We elaborate on the terms constant variable, expression, condition, action, and parameter below.

A constant is a literal value. It may be a number, a piece of text, or a boolean.
A variable is a name that we use to refer to a placeholder that represents a value. The value may be numeric, text, or boolean. See the assignment construct above.
An expression is one or maore vaiables and/or constants, connected by arithmetic operators such as +, -, *, that may be evaluated. See the assignment construct above.
A condition is a logical statement that may be evaluated as TRUE or FALSE. It may be either a simple statement or a compound statement. A simple statement involves variables and/or constants and comparison operators such as <, >, = etc. A compound statement involves simple logical statements connected by logical operators such as AND, OR, XOR. See the the selection and iteration constructs above.
An action may be any basic construct defined above or an unambiguous natural language statement. See the the selection and iteration constructs above.
A parameter is a variable used in defining a procedure but may be a variable or constant when invoking a procedure. See the the parameter construct above.

Problems:

The following problems are like those you should expect for Quiz #6.

Consider the following algorithm:
```
x := 1
y := 0
if (x > 0) then
   if (y > 0) then
      z := 1
   else
      z := -1
   endif
else
   z := 0
endif
```
What is the value of z after execution.
Soln: Initially x is assigned the value 1 and y the value 0. As a result, the condition (x > 0) is true and so the action which is executed is the nested if where the condition (y > 0) is false.
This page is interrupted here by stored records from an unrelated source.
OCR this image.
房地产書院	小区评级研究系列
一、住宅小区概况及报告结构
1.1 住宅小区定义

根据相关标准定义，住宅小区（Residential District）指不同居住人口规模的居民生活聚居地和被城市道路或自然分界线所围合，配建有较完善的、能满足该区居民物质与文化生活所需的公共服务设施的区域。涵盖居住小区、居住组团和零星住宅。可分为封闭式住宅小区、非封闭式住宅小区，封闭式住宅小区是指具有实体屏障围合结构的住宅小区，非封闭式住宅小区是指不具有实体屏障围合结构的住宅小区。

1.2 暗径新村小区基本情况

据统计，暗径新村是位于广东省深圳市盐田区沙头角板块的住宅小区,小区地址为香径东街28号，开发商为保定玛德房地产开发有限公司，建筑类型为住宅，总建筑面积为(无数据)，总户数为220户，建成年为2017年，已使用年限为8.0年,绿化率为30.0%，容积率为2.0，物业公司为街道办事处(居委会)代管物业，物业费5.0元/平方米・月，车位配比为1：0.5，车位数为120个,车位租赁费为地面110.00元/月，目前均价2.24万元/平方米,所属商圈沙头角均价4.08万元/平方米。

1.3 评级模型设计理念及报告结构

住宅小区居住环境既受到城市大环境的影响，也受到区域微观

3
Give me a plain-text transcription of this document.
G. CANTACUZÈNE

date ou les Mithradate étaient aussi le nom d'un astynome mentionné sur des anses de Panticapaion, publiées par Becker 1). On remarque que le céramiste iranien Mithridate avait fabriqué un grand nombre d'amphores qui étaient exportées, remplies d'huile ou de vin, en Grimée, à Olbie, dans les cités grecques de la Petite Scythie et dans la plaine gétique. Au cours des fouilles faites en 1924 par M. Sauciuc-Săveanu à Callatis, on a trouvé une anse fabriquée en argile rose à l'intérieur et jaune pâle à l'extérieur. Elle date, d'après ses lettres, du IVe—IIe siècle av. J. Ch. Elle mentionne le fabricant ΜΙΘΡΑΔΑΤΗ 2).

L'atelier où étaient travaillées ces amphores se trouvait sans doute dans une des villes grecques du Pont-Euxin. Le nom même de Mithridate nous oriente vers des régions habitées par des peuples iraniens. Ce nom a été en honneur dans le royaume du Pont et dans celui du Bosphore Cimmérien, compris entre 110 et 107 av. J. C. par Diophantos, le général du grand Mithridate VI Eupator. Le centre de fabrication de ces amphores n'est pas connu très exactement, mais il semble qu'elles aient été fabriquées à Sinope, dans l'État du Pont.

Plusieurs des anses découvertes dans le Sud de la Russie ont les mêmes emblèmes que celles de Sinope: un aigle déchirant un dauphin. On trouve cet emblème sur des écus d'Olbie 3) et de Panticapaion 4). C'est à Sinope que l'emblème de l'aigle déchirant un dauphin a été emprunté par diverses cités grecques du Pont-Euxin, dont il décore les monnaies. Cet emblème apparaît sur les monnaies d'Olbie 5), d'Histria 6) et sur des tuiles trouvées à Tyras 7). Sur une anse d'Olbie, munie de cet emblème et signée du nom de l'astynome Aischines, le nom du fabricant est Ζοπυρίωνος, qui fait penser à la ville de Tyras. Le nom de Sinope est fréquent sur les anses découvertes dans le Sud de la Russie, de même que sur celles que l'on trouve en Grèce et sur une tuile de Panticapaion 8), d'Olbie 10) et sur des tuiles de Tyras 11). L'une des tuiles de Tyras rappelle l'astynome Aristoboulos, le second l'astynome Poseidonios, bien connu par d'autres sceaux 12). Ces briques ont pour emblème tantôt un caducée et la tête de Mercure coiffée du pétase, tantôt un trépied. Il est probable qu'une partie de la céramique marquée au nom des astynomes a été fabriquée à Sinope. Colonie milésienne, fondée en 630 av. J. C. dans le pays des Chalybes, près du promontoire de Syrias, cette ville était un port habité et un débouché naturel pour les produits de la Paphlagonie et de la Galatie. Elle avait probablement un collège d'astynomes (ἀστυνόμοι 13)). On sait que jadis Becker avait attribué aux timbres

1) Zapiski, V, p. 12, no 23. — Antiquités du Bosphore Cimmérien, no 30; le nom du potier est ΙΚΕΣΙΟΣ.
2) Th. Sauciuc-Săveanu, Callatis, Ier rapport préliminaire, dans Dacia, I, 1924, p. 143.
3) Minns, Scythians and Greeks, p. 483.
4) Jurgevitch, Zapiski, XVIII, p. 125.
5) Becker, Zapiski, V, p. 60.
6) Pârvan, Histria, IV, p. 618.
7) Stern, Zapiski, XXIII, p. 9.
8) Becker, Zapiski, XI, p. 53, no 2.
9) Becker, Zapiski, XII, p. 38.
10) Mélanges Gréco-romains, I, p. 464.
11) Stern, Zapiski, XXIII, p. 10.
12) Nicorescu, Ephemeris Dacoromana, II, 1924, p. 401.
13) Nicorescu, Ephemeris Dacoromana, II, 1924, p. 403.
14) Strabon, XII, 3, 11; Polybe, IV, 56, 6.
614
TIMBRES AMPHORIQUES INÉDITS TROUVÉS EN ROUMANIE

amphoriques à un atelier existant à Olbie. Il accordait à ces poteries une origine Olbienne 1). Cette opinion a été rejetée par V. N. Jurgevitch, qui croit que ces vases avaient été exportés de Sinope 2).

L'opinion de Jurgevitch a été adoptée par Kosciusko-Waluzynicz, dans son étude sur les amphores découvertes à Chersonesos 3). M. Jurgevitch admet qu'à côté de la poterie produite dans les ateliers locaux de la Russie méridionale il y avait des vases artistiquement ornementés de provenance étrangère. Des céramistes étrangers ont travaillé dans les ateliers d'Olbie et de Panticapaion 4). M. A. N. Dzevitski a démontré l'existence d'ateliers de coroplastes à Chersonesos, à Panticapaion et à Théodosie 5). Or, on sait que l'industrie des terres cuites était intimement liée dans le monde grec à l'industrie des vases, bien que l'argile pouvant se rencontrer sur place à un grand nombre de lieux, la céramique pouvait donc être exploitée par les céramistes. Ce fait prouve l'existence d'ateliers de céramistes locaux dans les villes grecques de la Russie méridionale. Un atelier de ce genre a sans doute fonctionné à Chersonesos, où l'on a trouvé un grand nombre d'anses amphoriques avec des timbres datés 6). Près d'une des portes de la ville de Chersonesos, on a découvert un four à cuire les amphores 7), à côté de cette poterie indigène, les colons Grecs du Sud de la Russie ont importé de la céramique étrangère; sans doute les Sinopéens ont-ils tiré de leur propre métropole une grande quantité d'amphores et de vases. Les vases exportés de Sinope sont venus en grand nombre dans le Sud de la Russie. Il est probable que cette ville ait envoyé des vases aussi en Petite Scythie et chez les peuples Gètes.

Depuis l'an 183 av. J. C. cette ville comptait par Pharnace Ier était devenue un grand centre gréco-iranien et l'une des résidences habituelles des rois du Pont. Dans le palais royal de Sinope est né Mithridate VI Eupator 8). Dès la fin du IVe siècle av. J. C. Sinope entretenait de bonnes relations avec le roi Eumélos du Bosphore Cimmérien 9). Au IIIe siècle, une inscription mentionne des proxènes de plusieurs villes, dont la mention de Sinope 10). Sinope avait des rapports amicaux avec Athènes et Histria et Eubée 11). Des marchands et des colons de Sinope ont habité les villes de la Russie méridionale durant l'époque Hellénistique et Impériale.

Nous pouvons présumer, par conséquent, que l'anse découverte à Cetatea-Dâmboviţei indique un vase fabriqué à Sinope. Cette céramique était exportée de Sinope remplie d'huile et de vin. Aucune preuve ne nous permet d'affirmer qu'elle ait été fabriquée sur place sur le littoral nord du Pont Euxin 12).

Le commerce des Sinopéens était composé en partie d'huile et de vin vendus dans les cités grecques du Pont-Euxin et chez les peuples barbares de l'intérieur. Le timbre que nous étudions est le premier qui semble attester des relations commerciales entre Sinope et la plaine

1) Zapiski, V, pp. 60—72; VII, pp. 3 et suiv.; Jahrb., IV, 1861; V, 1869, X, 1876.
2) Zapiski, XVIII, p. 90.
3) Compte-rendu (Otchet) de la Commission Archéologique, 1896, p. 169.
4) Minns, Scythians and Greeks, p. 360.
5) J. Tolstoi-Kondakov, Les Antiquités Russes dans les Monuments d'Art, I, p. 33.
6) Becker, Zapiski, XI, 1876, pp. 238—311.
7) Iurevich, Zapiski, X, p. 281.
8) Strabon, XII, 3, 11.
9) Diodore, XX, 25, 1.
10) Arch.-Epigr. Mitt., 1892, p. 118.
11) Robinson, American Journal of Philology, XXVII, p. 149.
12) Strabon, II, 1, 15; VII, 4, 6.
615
Hence z is assigned the value -1.
Consider the following algorithm:
```
i := 1
s := 0
while (i < 4) do
   s := s + i
   i := i + 1
endwhile
```
What is the value of s after execution.
Soln: Let us use the following execution trace:
```
            Iteration #
-----------------------------
   Initial  |  1  |  2  |  3
=============================
 i:  1      |  2  |  3  |  4
-----------------------------
 s:  0      |  1  |  3  |  6
-----------------------------
```
Since i is initially set to 1 the condition (i < 4) is true. Since s is initially set to 0 the first action in the body of the while increments s to 1 and the second action increments i to 2 and so at the end of the first iteration of the loop s has value 1 and i has value 2. The condition (i < 4) is therefore still true and so the actions in the body of the loop are again executed. This continues until at the end of the third iteration s is 6 and i is 4. At this point the condition (i < 4) is no longer true and so the loop ends. The value of s after execution is therefore 6.

Consider the following algorithm:

x := 2
y := 1
s := 0
while (x not = 4) do
   while (y not = 3) do 
      s := s + y
      y := y + 1
   endwhile
   y := 1
   x := x + 1
endwhile

What is the value of s after execution.

Soln: In this case we have a nested loop and so we must keep track of two loops, the inner loop and the outer loop. The execution trace follows:

                             Iteration #
----------------------------------------------------
         Outer |  1              |  2
----------------------------------------------------
   Init  Inner |  1  |  2  |     |  1  |  2  |
====================================================
 x:  2         |           |  3  |           |  4
----------------------------------------------------
 y:  1         |  2  |  3  |  1  |  2  |  3  |  1
----------------------------------------------------
 s:  0         |  1  |  3  |     |  4  |  6  | 
----------------------------------------------------

Hence the value of s after execution is therefore 6.